No tienen vino: Oración de exposición y desahogo

Aprovechando esta maternal ocurrencia divina de María que acude a su Hijo para pedir un milagro, se me ocurre exponer el modo más perfecto de la oración de exposición y desahogo, que consiste en no pedir nada en concreto, sino que se cumpla siempre y en todas las cosas  la voluntad divina.

Algunas veces sabemos que nuestros problemas no tienen humanamente más solución que el milagro, que generalmente  no sucede.
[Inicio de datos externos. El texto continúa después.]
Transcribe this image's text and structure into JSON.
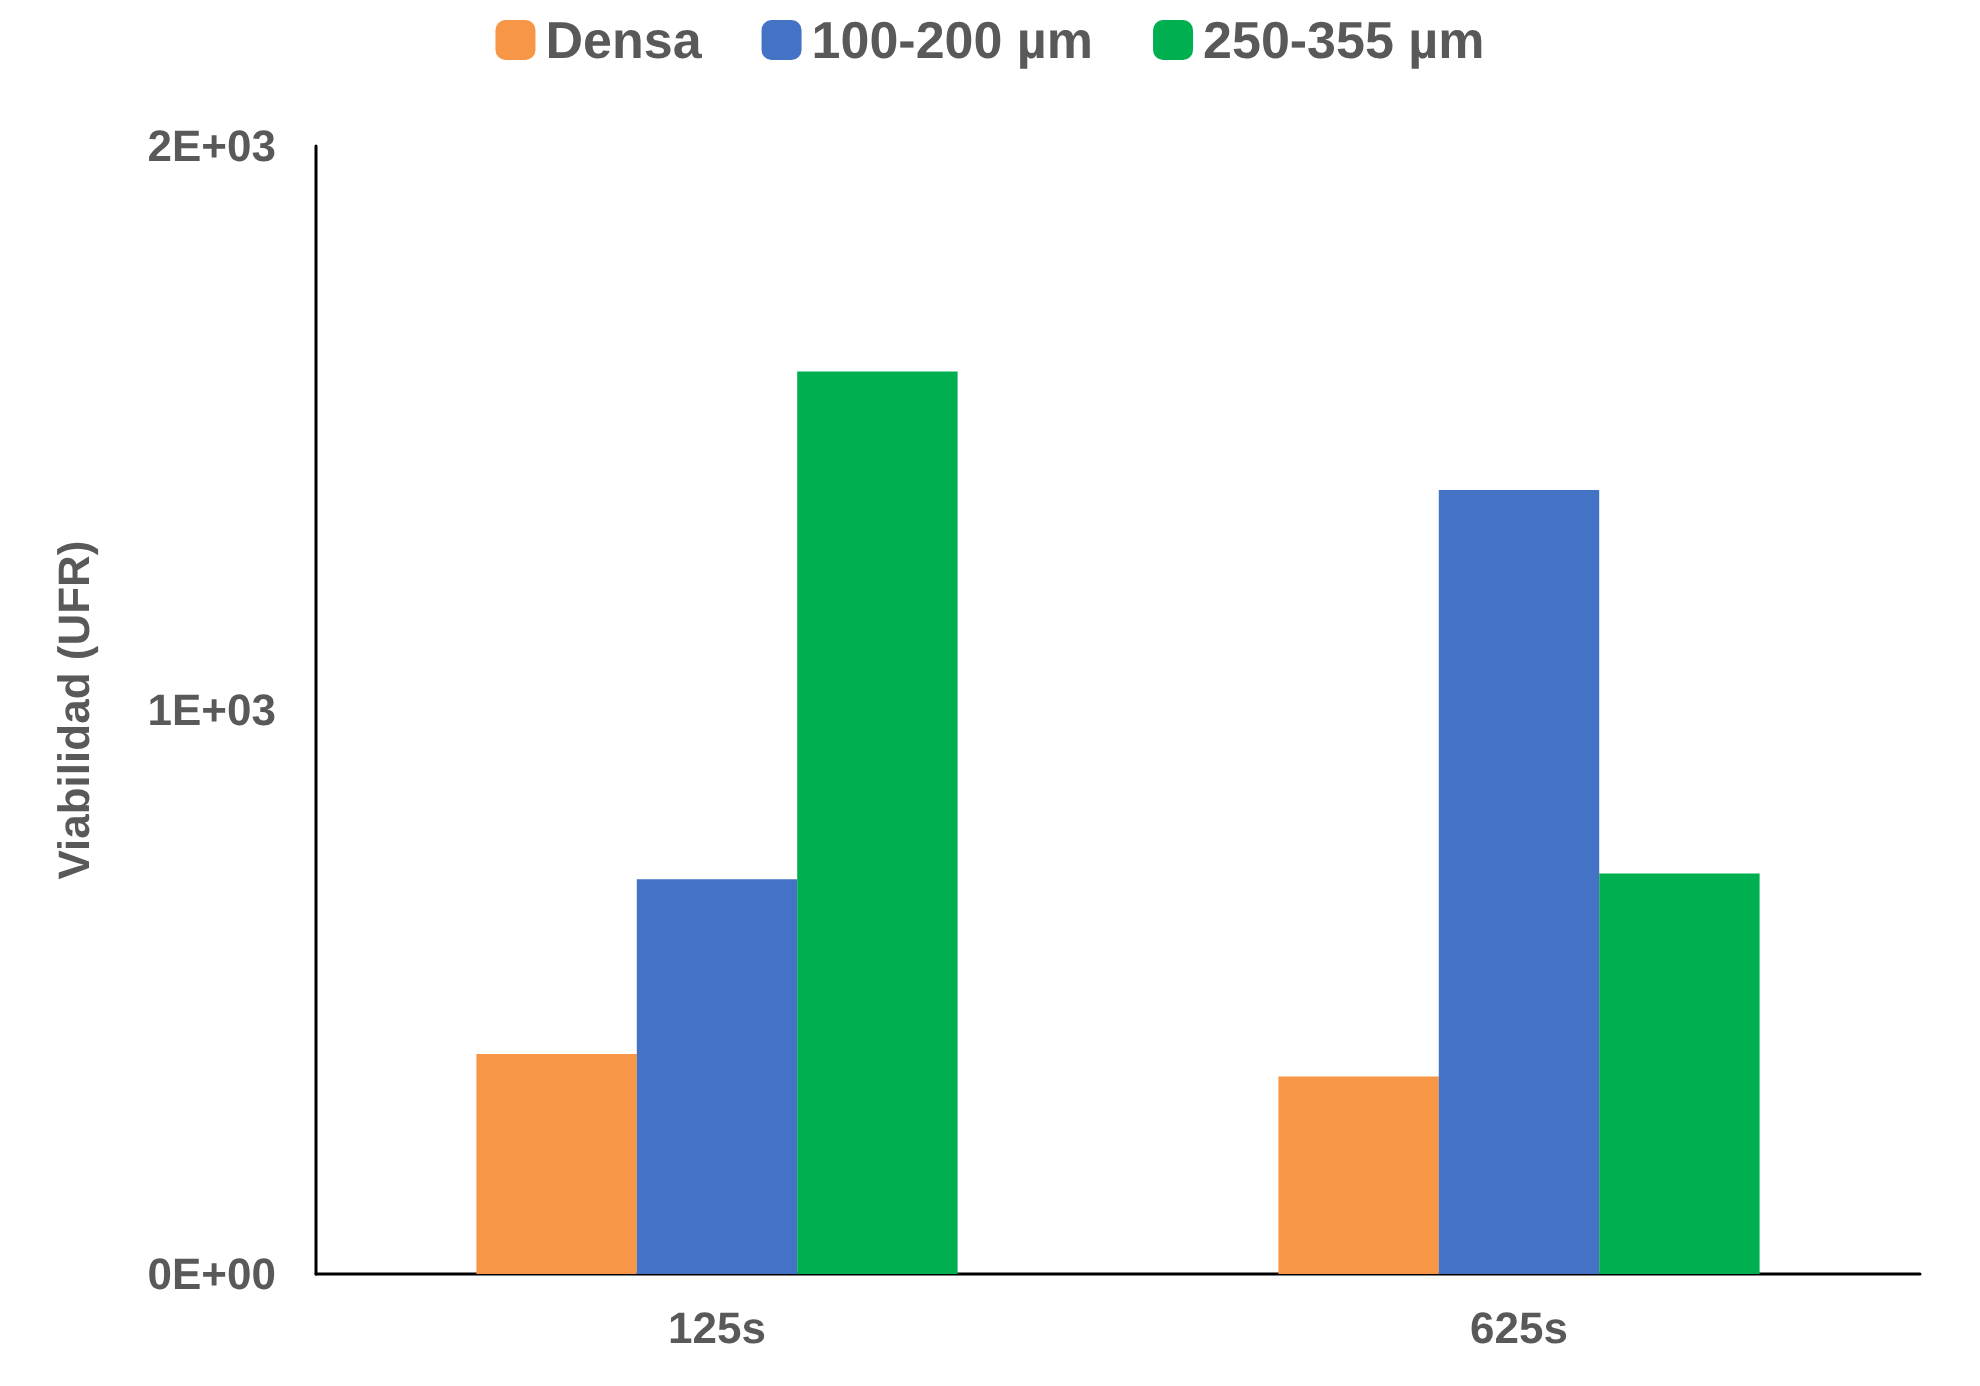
{
  "chart_data": {
    "type": "bar",
    "ylabel": "Viabilidad (UFR)",
    "categories": [
      "125s",
      "625s"
    ],
    "series": [
      {
        "name": "Densa",
        "color": "#f79646",
        "values": [
          390,
          350
        ]
      },
      {
        "name": "100-200 µm",
        "color": "#4472c4",
        "values": [
          700,
          1390
        ]
      },
      {
        "name": "250-355 µm",
        "color": "#00b050",
        "values": [
          1600,
          710
        ]
      }
    ],
    "ylim": [
      0,
      2000
    ],
    "yticks": [
      {
        "value": 0,
        "label": "0E+00"
      },
      {
        "value": 1000,
        "label": "1E+03"
      },
      {
        "value": 2000,
        "label": "2E+03"
      }
    ],
    "grid": false,
    "legend": "top"
  }
}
En esos casos debemos exponer al Señor nuestra irremediable necesidad con la oración del desahogo,  como Jesús en el huerto de Getsemaní, que sabía que tenía padecer y morir en la cruz para salvarnos, y oró al Padre diciendo: “Padre, si este cáliz no puede pasar sin que yo lo beba, hágase tu voluntad (Mt 26,42).  Fue un modelo perfecto de confianza plena en la voluntad divina. Este modelo llegó a su colmo de perfección, cuando Jesús, en estado agónico de crucifixión, recurre al Padre para desahogarse: “¿Dios mío, Dios mío, por qué me has abandonado?” (Mt 27,46), que terminó encomendando su vida al Padre: “Padre, en tus manos encomiendo mi espíritu” (Lc 23,46).

Orar es necesario para pedir a Dios lo que el hombre no puede conseguir por sus propias fuerzas naturales, el Cielo. Existen muchas clases de oración: oración de petición, meditación, contemplación, a la que hay que dedicar un tiempo, cada día, para  estar con Dios para pedirle, de muchas maneras,  las gracias necesarias para la salvación eterna; y luego complementar la oración de estar con la oración de hacer y la de la vida ordinaria, comunicándose siempre con Dios, cada uno como sabe y puede personalmente.